Children’s Healthcare of Atlanta’s Jody Baumstein, a Strong4Life licensed therapist, says parents should be proactive in supporting their kids’ mental health, especially during the month of January.

“What we know is that behavior is communication,” Baumstein told The Atlanta Journal-Constitution . “So [kids are] trying to communicate something.”

Urging parents to look out for low energy levels, particularly sluggishness or “a little bit of irritability,” Baumstein advises parents to not make assumptions about their kids’ mental health.

Many mental health issues can be weather related, but “it might not have anything to do with the fact that it’s the winter time,” and “maybe there’s something that they haven’t shared with you that’s affecting them,” said Baumstein.

“The main message here is that we have to be curious about what they’re trying to communicate and not make assumptions,” Baumstein said.

Families can work together to maintain everyone’s general well-being through “proactive maintenance strategies,” Baumstein said.

Families should make sure everyone is getting good quality nutrition, plenty of physical activity and good sleep.

“It’s going to help us keep our emotions in check. We’re going to be more regulated. We’re going to be less stressed,” Baumstein told the AJC.

Parents should also try to be cognizant of how much screen time their children have, Baumstein warns, because they’re likely not getting the quality sleep we really need because of “looking at screens so close to bedtime.”

Some mental health issues need to be dealt with outside of the home, Baumstein acknowledges, and believes parents should trust their instincts on such matters.

“Somebody else might disagree with you. That is OK,” Baumstein said. “You have to trust your instincts here, and if something feels off, trust that.”

“We all will have ups and downs, but we’re starting to be concerned about something if it’s impacting a child’s ability to function,” Baumstein said.

Baumstein recommends starting by addressing the issue with your child’s pediatrician, if “you have a great relationship and trust them.” If you don’t have that relationship with your child’s pediatrician, start with a consultation with a licensed mental health professional.

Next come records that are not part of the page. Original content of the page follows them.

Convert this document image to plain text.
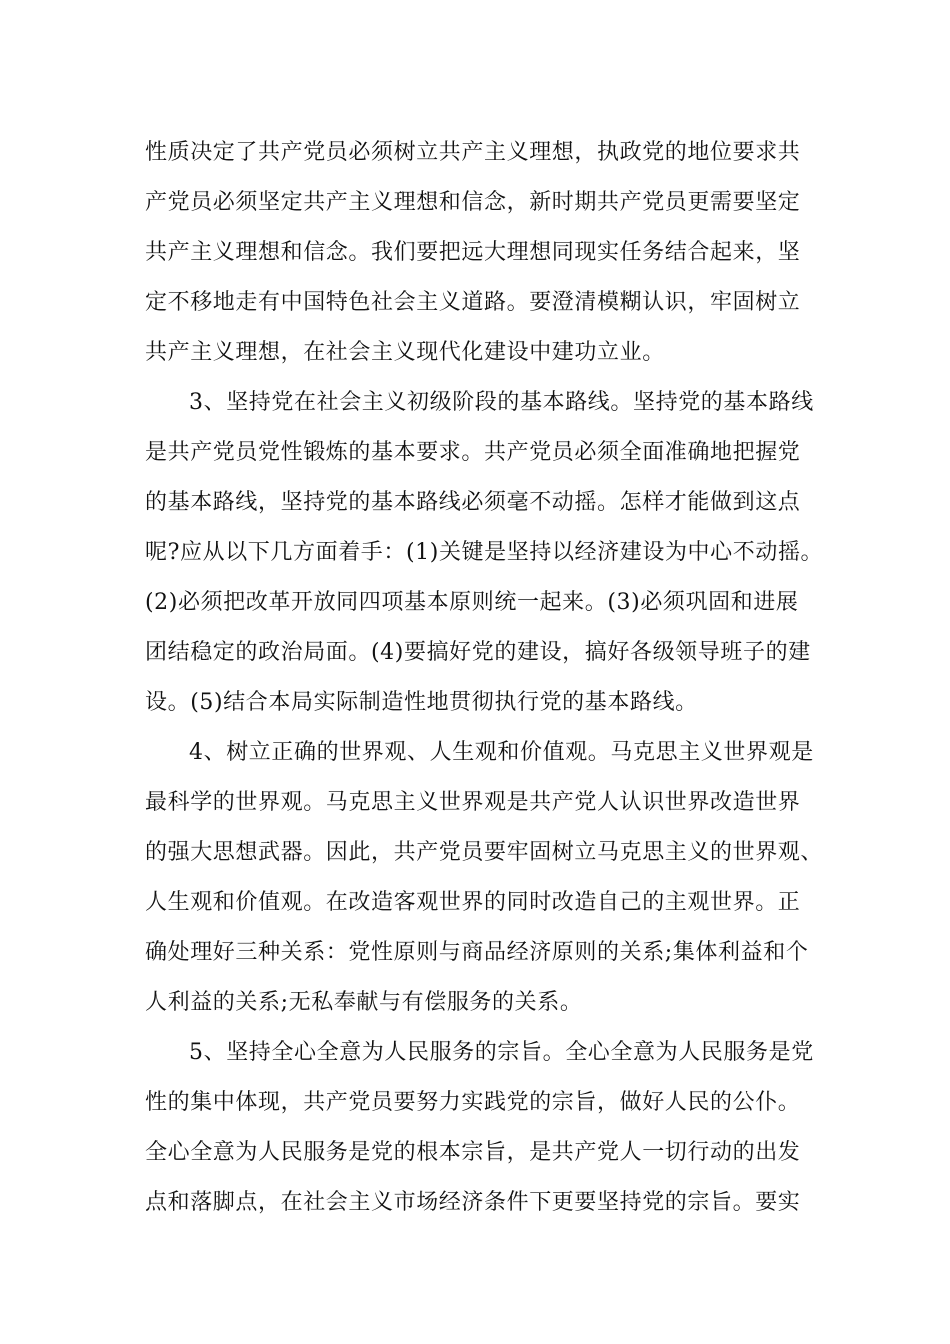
性质决定了共产党员必须树立共产主义理想，执政党的地位要求共
产党员必须坚定共产主义理想和信念，新时期共产党员更需要坚定
共产主义理想和信念。我们要把远大理想同现实任务结合起来，坚
定不移地走有中国特色社会主义道路。要澄清模糊认识，牢固树立
共产主义理想，在社会主义现代化建设中建功立业。
3、坚持党在社会主义初级阶段的基本路线。坚持党的基本路线
是共产党员党性锻炼的基本要求。共产党员必须全面准确地把握党
的基本路线，坚持党的基本路线必须毫不动摇。怎样才能做到这点
呢?应从以下几方面着手：(1)关键是坚持以经济建设为中心不动摇。
(2)必须把改革开放同四项基本原则统一起来。(3)必须巩固和进展
团结稳定的政治局面。(4)要搞好党的建设，搞好各级领导班子的建
设。(5)结合本局实际制造性地贯彻执行党的基本路线。
4、树立正确的世界观、人生观和价值观。马克思主义世界观是
最科学的世界观。马克思主义世界观是共产党人认识世界改造世界
的强大思想武器。因此，共产党员要牢固树立马克思主义的世界观、
人生观和价值观。在改造客观世界的同时改造自己的主观世界。正
确处理好三种关系：党性原则与商品经济原则的关系;集体利益和个
人利益的关系;无私奉献与有偿服务的关系。
5、坚持全心全意为人民服务的宗旨。全心全意为人民服务是党
性的集中体现，共产党员要努力实践党的宗旨，做好人民的公仆。
全心全意为人民服务是党的根本宗旨，是共产党人一切行动的出发
点和落脚点，在社会主义市场经济条件下更要坚持党的宗旨。要实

Whether your family seems to be moving smoothly in the face of “winter blues” or really starting to struggle, it is never too early to implement effective strategies to help everyone regulate their moods no matter the season.

Maintain simple routines

Make sure the members of your family all feel they have a routine they know how to follow, as this will be better for their emotional regulation.

“This creates a sense of predictability and allows the whole family, kids and grown-ups alike, to feel comforted and secure,” Children’s said in a statement about this season. “Maintaining routines can be as simple as having consistent mealtimes, wake times and bedtimes.”

Regularly check in and talk openly about feelings

You should be a safe space for your children to talk about whatever is bothering them. Whether it truly is weather related, or stems from something else, all emotions must be open for discussion.

“We’re showing them that we can handle it and that nothing is too big and overwhelming and scary for us,” Baumstein told the AJC.

She went on to describe the added benefit of actually having “a chance to understand what’s happening.”

Teach and practice healthy coping strategies

Before the emotions truly feel out-of-hand, it is good to teach and practice healthy coping strategies for your family.

“When we’re heightened emotionally, we can’t learn something,” Baumstein advised. “Practice this stuff when you’re completely calm.”

Not every coping strategy will work for every emotion, however.

“For example,” Baumstein explained, “sometimes if we’re feeling down, we need to do something that’s up-regulating. Deep breaths are probably not going to be super helpful in that moment.”

She instead recommends a coping strategy that is energizing, like going for a walk.